Na decisão, ela analisa diversos argumentos apresentados pela coligação para justificar o pedido. Com relação à acusação de imparcialidade por parte do chefe de Cartório Gesiel Carvalho de Oliveira, em entrevista concedida a uma emissora de rádio, a juíza entendeu que não houve, na dita entrevista, referência à coligação ou à candidata; sobre compra de votos que teria ocorrido por parte da coligação Unidos por Colinas em veículo cadastrado pela Justiça Eleitoral, a magistrada alegou que “não há qualquer dado concreto que comprove tal afirmação”.
A candidata e sua coligação também alegavam na ação a existência de defeito nas urnas eletrônicas. Segundo elas, quando o eleitor ia votar, digitava o número de um candidato e a foto que aparecia seria de outro, e ainda que, ao apertar a tecla corrigir, o que acontecia era a confirmação do voto. A juíza afirmou que os equipamentos utilizados em Colinas são idênticos aos utilizados nos demais municípios que compõe a zona eleitoral e que somente em Colinas há o questionamento.

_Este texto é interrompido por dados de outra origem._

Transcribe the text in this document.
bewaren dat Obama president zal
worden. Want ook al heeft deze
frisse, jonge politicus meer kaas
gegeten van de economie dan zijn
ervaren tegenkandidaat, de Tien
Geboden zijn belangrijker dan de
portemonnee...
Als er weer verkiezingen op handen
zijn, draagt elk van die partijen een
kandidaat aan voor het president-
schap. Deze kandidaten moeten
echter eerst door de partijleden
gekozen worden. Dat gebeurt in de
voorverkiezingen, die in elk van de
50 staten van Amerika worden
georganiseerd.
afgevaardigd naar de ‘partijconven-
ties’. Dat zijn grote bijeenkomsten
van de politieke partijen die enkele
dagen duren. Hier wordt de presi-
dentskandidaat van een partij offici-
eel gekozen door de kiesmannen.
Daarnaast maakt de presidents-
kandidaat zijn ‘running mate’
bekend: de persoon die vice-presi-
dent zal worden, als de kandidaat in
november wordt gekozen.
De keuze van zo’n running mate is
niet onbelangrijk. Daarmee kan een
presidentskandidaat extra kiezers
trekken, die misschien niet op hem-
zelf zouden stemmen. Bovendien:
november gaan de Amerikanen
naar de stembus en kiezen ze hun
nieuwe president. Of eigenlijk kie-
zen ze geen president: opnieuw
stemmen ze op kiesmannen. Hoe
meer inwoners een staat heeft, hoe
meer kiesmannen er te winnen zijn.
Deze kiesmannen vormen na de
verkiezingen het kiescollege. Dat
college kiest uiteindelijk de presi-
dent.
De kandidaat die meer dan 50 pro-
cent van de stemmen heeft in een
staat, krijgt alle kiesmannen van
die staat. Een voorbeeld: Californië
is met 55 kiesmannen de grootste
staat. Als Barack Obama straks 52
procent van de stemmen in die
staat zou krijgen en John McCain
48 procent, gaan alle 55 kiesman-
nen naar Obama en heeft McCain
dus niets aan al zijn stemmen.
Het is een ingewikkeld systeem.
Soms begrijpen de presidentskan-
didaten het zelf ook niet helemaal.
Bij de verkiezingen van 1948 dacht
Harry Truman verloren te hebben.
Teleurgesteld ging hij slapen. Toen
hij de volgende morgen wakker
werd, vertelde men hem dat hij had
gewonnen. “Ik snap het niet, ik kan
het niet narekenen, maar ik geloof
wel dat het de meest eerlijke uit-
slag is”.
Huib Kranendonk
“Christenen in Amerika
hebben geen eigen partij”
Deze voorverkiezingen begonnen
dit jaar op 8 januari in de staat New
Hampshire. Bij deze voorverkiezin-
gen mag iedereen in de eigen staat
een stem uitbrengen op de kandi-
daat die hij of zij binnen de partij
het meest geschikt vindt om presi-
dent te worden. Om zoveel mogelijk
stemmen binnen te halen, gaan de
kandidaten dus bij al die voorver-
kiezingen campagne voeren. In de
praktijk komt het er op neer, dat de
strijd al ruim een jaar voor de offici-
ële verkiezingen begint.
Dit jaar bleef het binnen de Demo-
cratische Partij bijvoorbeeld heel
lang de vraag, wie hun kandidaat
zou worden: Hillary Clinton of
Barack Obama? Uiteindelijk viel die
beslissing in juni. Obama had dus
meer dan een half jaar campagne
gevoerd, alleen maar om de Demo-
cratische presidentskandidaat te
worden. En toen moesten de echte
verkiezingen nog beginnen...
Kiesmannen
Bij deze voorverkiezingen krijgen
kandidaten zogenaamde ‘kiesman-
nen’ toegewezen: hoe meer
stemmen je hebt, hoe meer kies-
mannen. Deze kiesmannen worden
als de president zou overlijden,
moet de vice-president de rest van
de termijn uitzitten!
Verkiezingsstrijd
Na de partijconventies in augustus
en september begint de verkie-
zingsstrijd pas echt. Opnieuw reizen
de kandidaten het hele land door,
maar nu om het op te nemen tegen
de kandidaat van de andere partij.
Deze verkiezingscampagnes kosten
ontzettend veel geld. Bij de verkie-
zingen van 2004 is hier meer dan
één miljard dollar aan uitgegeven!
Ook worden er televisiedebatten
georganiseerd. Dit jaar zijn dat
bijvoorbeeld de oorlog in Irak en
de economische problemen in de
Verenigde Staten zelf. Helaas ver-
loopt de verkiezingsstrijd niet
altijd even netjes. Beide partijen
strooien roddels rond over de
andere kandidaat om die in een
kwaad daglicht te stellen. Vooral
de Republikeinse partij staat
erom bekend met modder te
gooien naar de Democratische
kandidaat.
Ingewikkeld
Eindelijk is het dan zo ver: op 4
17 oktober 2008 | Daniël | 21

Segundo Umbelina, é natural que os vencidos não aceitem o resultado e tentem “colocar em dúvida a segurança da urna eletrônica. O recurso é uma forma de aplacar a sensação de frustração própria do ser humano, frente a uma situação desfavorável” afirma.
A Assessoria Jurídica da coligação de Marcela disse ao Portal CT que não foi notificada da decisão e que só vai se pronunciar sobre medidas a serem tomadas após essa notificação.